I remind Members of my entry in the Register of Members’ Financial Interests. The Medicines and Healthcare products Regulatory Agency’s international recognition procedure will ensure faster access to innovative treatments, but it will realise its full potential only if it is matched by the National Institute for Health and Care Excellence’s evaluation process. What is my right hon. Friend the Minister doing to ensure that the two processes are aligned?
My hon. Friend will be aware that there have been delays with approvals by the MHRA and NICE. We are keen to ensure that those delays are reduced, and I am delighted to tell the House that significant progress has been made in both organisations. I am happy to work with my hon. Friend and both organisations to ensure that progress continues to be made.
Figures obtained by the British Dental Association project that £8 million of the NHS budget in Somerset is going unspent.

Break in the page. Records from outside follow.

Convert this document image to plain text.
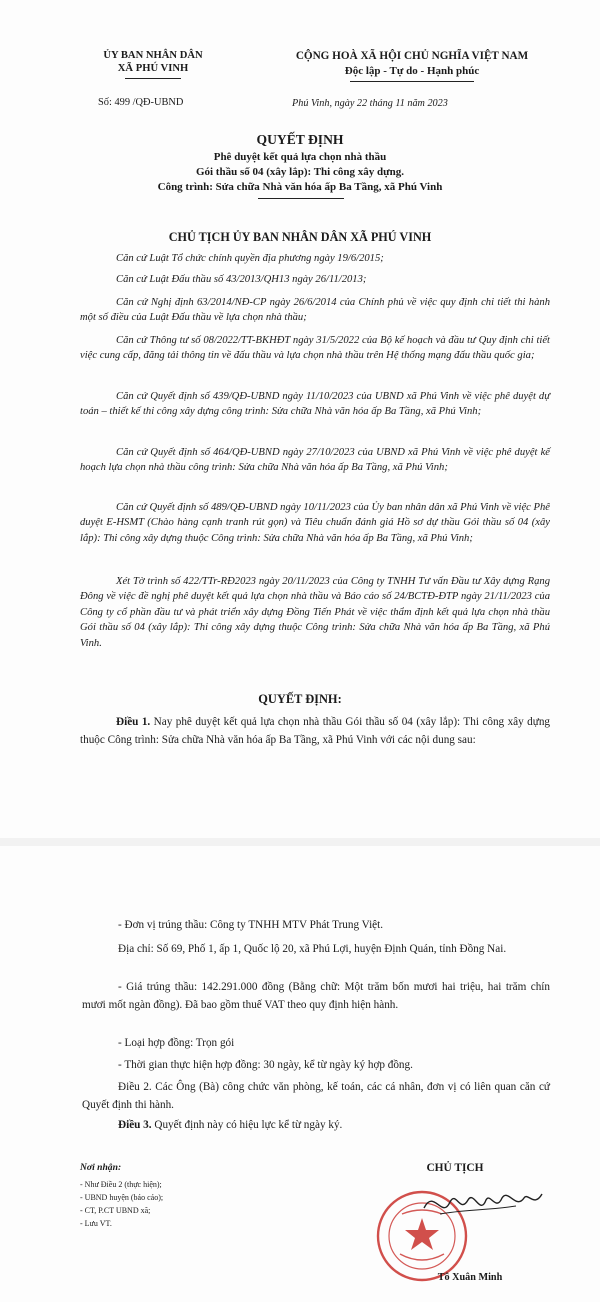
ỦY BAN NHÂN DÂN
XÃ PHÚ VINH
Số: 499 /QĐ-UBND
CỘNG HOÀ XÃ HỘI CHỦ NGHĨA VIỆT NAM
Độc lập - Tự do - Hạnh phúc
Phú Vinh, ngày 22 tháng 11 năm 2023
QUYẾT ĐỊNH
Phê duyệt kết quả lựa chọn nhà thầu
Gói thầu số 04 (xây lắp): Thi công xây dựng.
Công trình: Sửa chữa Nhà văn hóa ấp Ba Tầng, xã Phú Vinh
CHỦ TỊCH ỦY BAN NHÂN DÂN XÃ PHÚ VINH
Căn cứ Luật Tổ chức chính quyền địa phương ngày 19/6/2015;
Căn cứ Luật Đấu thầu số 43/2013/QH13 ngày 26/11/2013;
Căn cứ Nghị định 63/2014/NĐ-CP ngày 26/6/2014 của Chính phủ về việc quy định chi tiết thi hành một số điều của Luật Đấu thầu về lựa chọn nhà thầu;
Căn cứ Thông tư số 08/2022/TT-BKHĐT ngày 31/5/2022 của Bộ kế hoạch và đầu tư Quy định chi tiết việc cung cấp, đăng tải thông tin về đấu thầu và lựa chọn nhà thầu trên Hệ thống mạng đấu thầu quốc gia;
Căn cứ Quyết định số 439/QĐ-UBND ngày 11/10/2023 của UBND xã Phú Vinh về việc phê duyệt dự toán – thiết kế thi công xây dựng công trình: Sửa chữa Nhà văn hóa ấp Ba Tầng, xã Phú Vinh;
Căn cứ Quyết định số 464/QĐ-UBND ngày 27/10/2023 của UBND xã Phú Vinh về việc phê duyệt kế hoạch lựa chọn nhà thầu công trình: Sửa chữa Nhà văn hóa ấp Ba Tầng, xã Phú Vinh;
Căn cứ Quyết định số 489/QĐ-UBND ngày 10/11/2023 của Ủy ban nhân dân xã Phú Vinh về việc Phê duyệt E-HSMT (Chào hàng cạnh tranh rút gọn) và Tiêu chuẩn đánh giá Hồ sơ dự thầu Gói thầu số 04 (xây lắp): Thi công xây dựng thuộc Công trình: Sửa chữa Nhà văn hóa ấp Ba Tầng, xã Phú Vinh;
Xét Tờ trình số 422/TTr-RĐ2023 ngày 20/11/2023 của Công ty TNHH Tư vấn Đầu tư Xây dựng Rạng Đông về việc đề nghị phê duyệt kết quả lựa chọn nhà thầu và Báo cáo số 24/BCTĐ-ĐTP ngày 21/11/2023 của Công ty cổ phần đầu tư và phát triển xây dựng Đồng Tiến Phát về việc thẩm định kết quả lựa chọn nhà thầu Gói thầu số 04 (xây lắp): Thi công xây dựng thuộc Công trình: Sửa chữa Nhà văn hóa ấp Ba Tầng, xã Phú Vinh.
QUYẾT ĐỊNH:
Điều 1. Nay phê duyệt kết quả lựa chọn nhà thầu Gói thầu số 04 (xây lắp): Thi công xây dựng thuộc Công trình: Sửa chữa Nhà văn hóa ấp Ba Tầng, xã Phú Vinh với các nội dung sau:
- Đơn vị trúng thầu: Công ty TNHH MTV Phát Trung Việt.
Địa chỉ: Số 69, Phố 1, ấp 1, Quốc lộ 20, xã Phú Lợi, huyện Định Quán, tỉnh Đồng Nai.
- Giá trúng thầu: 142.291.000 đồng (Bằng chữ: Một trăm bốn mươi hai triệu, hai trăm chín mươi mốt ngàn đồng). Đã bao gồm thuế VAT theo quy định hiện hành.
- Loại hợp đồng: Trọn gói
- Thời gian thực hiện hợp đồng: 30 ngày, kể từ ngày ký hợp đồng.
Điều 2. Các Ông (Bà) công chức văn phòng, kế toán, các cá nhân, đơn vị có liên quan căn cứ Quyết định thi hành.
Điều 3. Quyết định này có hiệu lực kể từ ngày ký.
Nơi nhận:
- Như Điều 2 (thực hiện);
- UBND huyện (báo cáo);
- CT, P.CT UBND xã;
- Lưu VT.
CHỦ TỊCH
Tô Xuân Minh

Will the Minister explain to my constituent, who is suffering in dental agony, why that is happening?
How many people were treated for acquired brain injury last year?
The hon. Gentleman has caught me off guard—I will write to him. I am keen to continue working with him on that issue. As he knows, we have already shared draft details of the acquired brain injury strategy with him and members of the all-party parliamentary group, and I am very keen to continue working collaboratively on that issue with him.